We like that the MOVO® Visa® card doesn’t have a monthly fee. The drawback to this may be that if you go more than three months without activity, a $4.95 inactivity fee is charged (every month) until you resume activity or close the account. Withdrawals from the 6,000 ATMs comprising the Visa Plus Alliance network won’t cost you anything, but you’ll pay at least $2 at other ATMs (plus whatever fee the non-network ATM operator charges). To get started, you’ll just need to download the Movo app from either the Apple or Google Play app store. There’s an option to sign up from within it.
In terms of reasserting yourself and establishing better spending habits, yes, you can use a prepaid credit card to contribute toward putting the brakes on, at least. If you have your impulse spending under control, it’s always wise to start building barriers for keeping it from crashing back through your finances all over again. Prepaid credit cards aren’t necessarily ladders for climbing out of the hole, but like quick-dry concrete, they can stop you from splurging and digging any deeper.
That initial step can prove itself invaluable in the long run, as a growing number of folks are learning. A study has suggested that 85% of adults are actively looking to get their spending habits under control and their budgets back in order. Like some of them, you may want to consider pairing a prepaid debit card (or two) with a traditional bank account to add an extra layer of the organization—as well as anti-impulse-spending security—to your finances.
Prepaid cards can almost literally be lifesavers. Nevertheless, if you’re looking at rebuilding your credit score, a secured credit card is probably a better option. You have to make a deposit when you apply for a secured credit card, but they are 100% actual credit cards; they can get the reckless back into trouble fast, so please proceed with caution. You definitely should wait until you’re absolutely sure that you can trust yourself with a full-on credit card account before starting this step.

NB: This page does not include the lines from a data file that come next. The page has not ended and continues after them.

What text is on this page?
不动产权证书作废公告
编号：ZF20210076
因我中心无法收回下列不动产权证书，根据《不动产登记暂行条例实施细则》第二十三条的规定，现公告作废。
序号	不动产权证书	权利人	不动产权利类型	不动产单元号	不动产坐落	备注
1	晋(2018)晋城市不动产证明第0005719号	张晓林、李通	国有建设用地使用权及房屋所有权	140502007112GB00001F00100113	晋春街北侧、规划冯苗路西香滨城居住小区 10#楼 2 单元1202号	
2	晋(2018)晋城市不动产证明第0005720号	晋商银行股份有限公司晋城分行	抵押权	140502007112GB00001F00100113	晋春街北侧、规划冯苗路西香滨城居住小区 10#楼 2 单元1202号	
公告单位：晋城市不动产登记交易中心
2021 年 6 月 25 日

It might be tempting to try to use a prepaid card for pre-authorization and security deposits, but we don’t recommend it.
While it may be very possible, you may not like the outcome: If you offer a card for the deposit on services like a hotel room, a car rental, or an in-flight purchase, the company involved may lock funds on the card for the duration of the stay/rental/et cetera. When this happens, you can’t use it (for anything else) until after the final bill has cleared.
As we’ve said, if your money act has always been together, you still might want to consider getting a prepaid card (and no: we’re not getting anything for saying so). The shrewdest of budgeters can still be surprised by situations that come suddenly, making the temptation to risk long-term debt through short-term card payments stronger than they’d previously believed it could get. At their worst—even if you doubt that you could ever find yourself in that boat—prepaids can help you keep money much better organized. They can help curb the spending of less discerning loved ones, too.
If an unforeseeably dark personal financial day comes and (yes—even you) find yourself pondering throwing it all away on plastic binges, having a prepaid set aside could help you tide yourself over until the urges pass. Would Odysseus have lashed himself to the mast with a prepaid card tucked within his to gain order to resist the siren’s incessant urges to “charge Pay-Per-View?” It’s hard to say… But the famously wise fictional hero probably would’ve given it some serious thought, at least.